Rabu, Desember 13, 2017

Berteman Bayangan

"Mas, kejadian tadi benar-benar membuatku ketakutan!" suara Linda yang cemas sama seperti waktu mengabari Heru senja tadi lewat telepon.
"Sekarang Liam sudah tidur. Tadi ia menangis karena bertengkar dengan Jeni, teman bayangannya itu..."
Heru melangkah menuju ruang makan dan menemukan situasi seperti lapak-lapak pedagang sayuran di pinggir jalan sehabis diobrak-abrik petugas pamongpraja: pecahan piring dan gelas bertebaran di lantai parket kayu jati, ceceran kuah gulai opor ayam dan sambal bajak bahkan menjejak tembok hijau mentha membentuk lukisan abstrak ekspresionis, sendok garpu yang berbaris meliuk-liuk di bawah meja kursi makan 5 set....
"Ini sudah ke tujuh kalinya teman bayangan Liam mengobrak-abrik rumah kita, mas," bisik Linda yang mencengkeram lengan Heru sehingga menimbulkan nyeri.

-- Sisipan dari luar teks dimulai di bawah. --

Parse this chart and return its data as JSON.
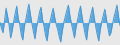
{
  "values": [
    0.0,
    -0.6,
    -1.0,
    0.2,
    1.4,
    0.6,
    -0.3,
    -1.5,
    -0.8,
    0.1,
    0.9,
    1.6,
    0.4,
    -0.2,
    -1.2,
    -1.7,
    -0.4,
    0.3,
    1.1,
    1.8,
    0.8,
    -0.1,
    -0.9,
    -1.6,
    -0.5,
    0.2,
    1.0,
    1.5,
    0.3,
    -0.4,
    -1.3,
    -1.8,
    -0.6,
    0.1,
    0.8,
    1.4,
    0.5,
    -0.2,
    -0.7,
    -1.4,
    -1.9,
    -0.8,
    0.0,
    0.6,
    1.2,
    1.7,
    0.7,
    -0.1,
    -0.8,
    -1.5,
    -0.5,
    0.2,
    1.0,
    1.6,
    0.6,
    -0.3,
    -1.1,
    -1.7,
    -0.4,
    0.2,
    0.9,
    1.5,
    0.5,
    -0.4,
    -1.2,
    -1.8,
    -0.7,
    0.1,
    0.7,
    1.3,
    0.4,
    -0.5,
    -1.3,
    -1.0,
    -0.2,
    0.5,
    1.1,
    1.7,
    0.6,
    -0.3
  ],
  "fill_color": "#5ba8df",
  "line_color": "#4a98d0",
  "background_color": "#e8e8e8",
  "linewidth": 0.7,
  "ylim": [
    -2.2,
    2.2
  ]
}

Setelah Linda melepaskan cengkeramannya untuk mulai membenahi , Heru menuju meja teh di sisi kulkas dan membuat dua cangkir teh hangat. Earl Grey untuk dirinya dan Chamomile dengan 10 mg Valium cair dalam ampul yang dipatahkannya tanpa suara dari saku celananya untuk Linda.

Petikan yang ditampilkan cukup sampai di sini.